I’ve always thought it would be nice to really celebrate Sunday like a “sabbath”— not just with Church or a break from school or work, but like a true holiday. After the birth of our first child, I realized that this was not simply an intriguing idea; it was something we actually needed.
A sabbath is good for our minds, our bodies, and our souls. But it’s difficult to commit to in our highly distracted, productivity-obsessed culture. I’ve written on how we do Sundays before, but I’ve learned more in the last few years and I want to share some of the habits that have worked well for us:
- Adults come first. When we first started trying to live a sabbath we wanted to make Sundays magical so we planned the day primarily around activities for the children. But then Sunday suddenly became the most exhausting day of the week. And the magic wasn’t as natural. Now we plan the day more around what we want to do. Magically, the children almost always have a great day, and it continues to be their favorite day of the week. I’m sure a lot of that has to do with the fact that their parents are so much more relaxed and present.

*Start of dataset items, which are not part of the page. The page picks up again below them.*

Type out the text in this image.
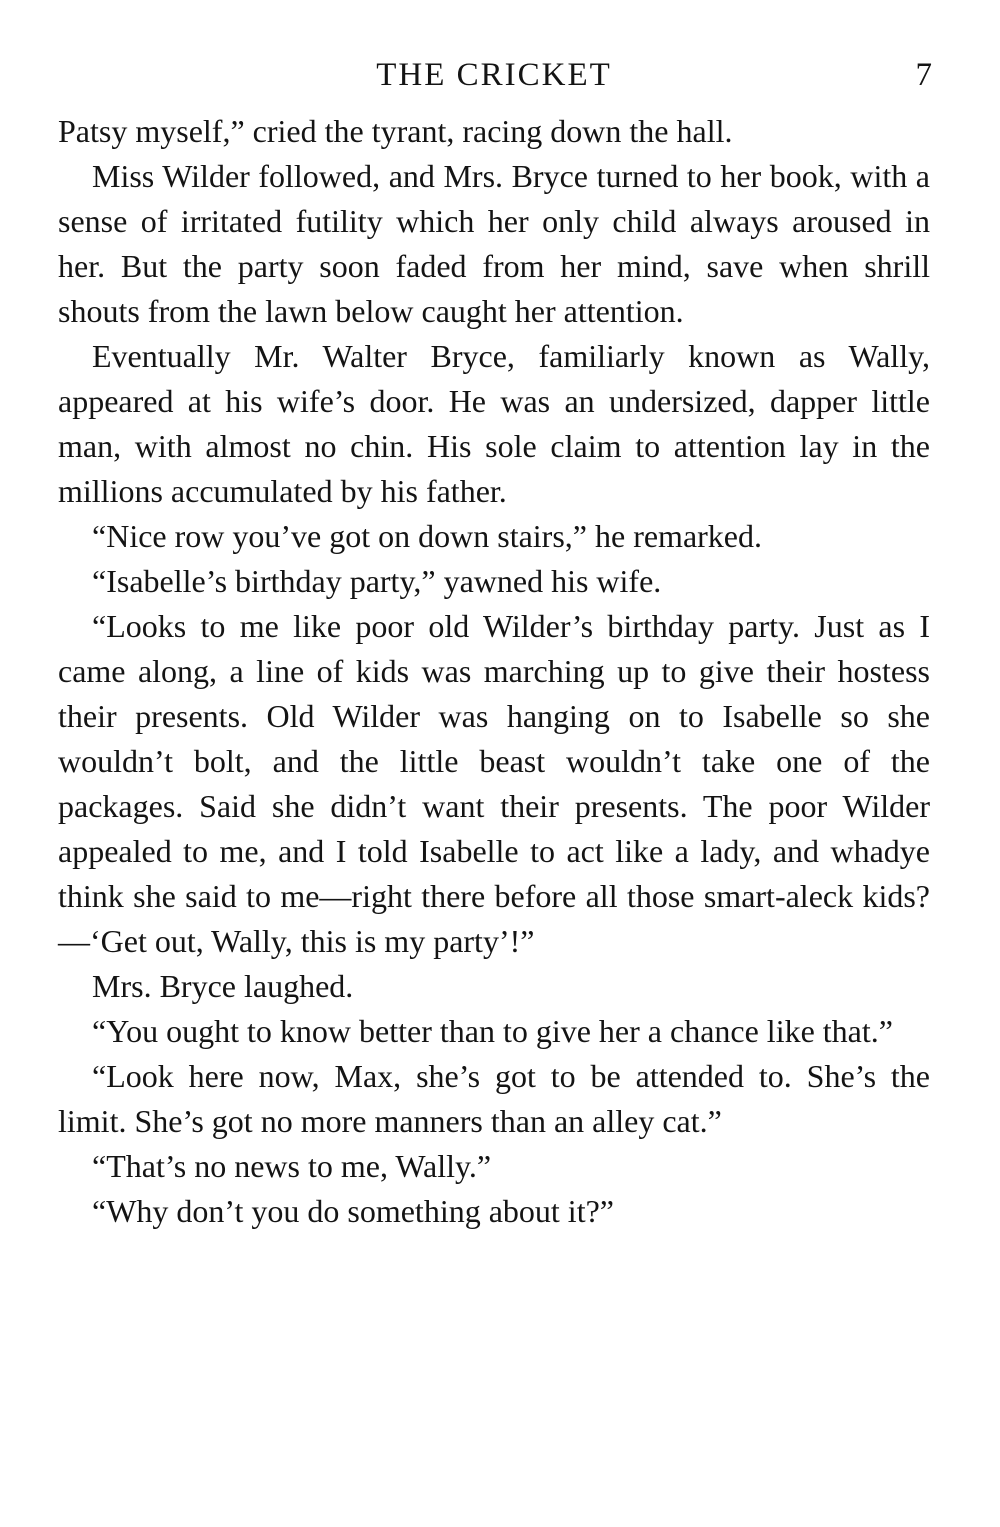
THE CRICKET	7

Patsy myself,” cried the tyrant, racing down the hall.

Miss Wilder followed, and Mrs. Bryce turned to her book, with a sense of irritated futility which her only child always aroused in her. But the party soon faded from her mind, save when shrill shouts from the lawn below caught her attention.

Eventually Mr. Walter Bryce, familiarly known as Wally, appeared at his wife’s door. He was an undersized, dapper little man, with almost no chin. His sole claim to attention lay in the millions accumulated by his father.

“Nice row you’ve got on down stairs,” he remarked.

“Isabelle’s birthday party,” yawned his wife.

“Looks to me like poor old Wilder’s birthday party. Just as I came along, a line of kids was marching up to give their hostess their presents. Old Wilder was hanging on to Isabelle so she wouldn’t bolt, and the little beast wouldn’t take one of the packages. Said she didn’t want their presents. The poor Wilder appealed to me, and I told Isabelle to act like a lady, and whadye think she said to me—right there before all those smart-aleck kids?—‘Get out, Wally, this is my party’!”

Mrs. Bryce laughed.

“You ought to know better than to give her a chance like that.”

“Look here now, Max, she’s got to be attended to. She’s the limit. She’s got no more manners than an alley cat.”

“That’s no news to me, Wally.”

“Why don’t you do something about it?”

- But go easy on the children. We won’t guarantee roller coaster rides or zoo trips but our children do know that on Sundays they can eat a lot more of whatever they want, they don’t have to clean up any of the messes they make, and they get to watch a movie or show that they don’t usually watch on weekdays. Monday morning clean-up is a bit of a drag but it’s worth it for the joy that is Sunday.
- Do one thing as a whole family. It doesn’t matter if it’s going out to lunch or going to the pool or going for a hike or playing cards. Pick one thing that everybody is a part of. This is the kind of stuff you’ll all remember forever. This is the kind of stuff you work for in the first place.
- But don’t feel pressured to spend the whole day together. Now that our family has grown, everybody has such different needs, desires, and capabilities. Sunday doesn’t have to mean constant forced togetherness. If you’re all relaxed and present, intimacy and togetherness will happen naturally.
- It’s not work we should avoid; it’s the working mentality. Work is not always a clear concept. What if organizing my closet is the thing that will clear my mind? What if I like going to the grocery store on Sundays? What if cleaning out the garage is a nice, welcome break from my husband’s weekday responsibilities? The question I ask myself is: is this truly what I’d most enjoy doing right now? Or do I just want to check it off a list?
- Be adventurous. Whatever your state in life, it is often difficult to get out and try new things or visit new places. Sunday is unequivocally the time for those adventures you’ve been meaning to take.
- Be low tech. Other than a movie or a show we pretty much avoid screens on Sundays. We all know how difficult it is to be present and relaxed with our phones around. Detaching from them was difficult at first, but became easier the more we started enjoying ourselves!
- Later to Church (and everything else). We recently made the switch from an early morning to a midmorning Mass. Even though we are all up early anyway, there’s no reason to be rushing around on Sunday mornings. Sunday mornings are golden. And Sunday Mass is supposed to be the spiritual pinnacle of our week. Now, it is certainly easy to fall into a “get it over with” mentality when I spend that spiritual pinnacle with three monkeys climbing on me. And yet, there are only so many Sundays in a year and even in a life. I like to imagine that Heaven is one great, endless Sunday. So we might as well start learning how to live it now.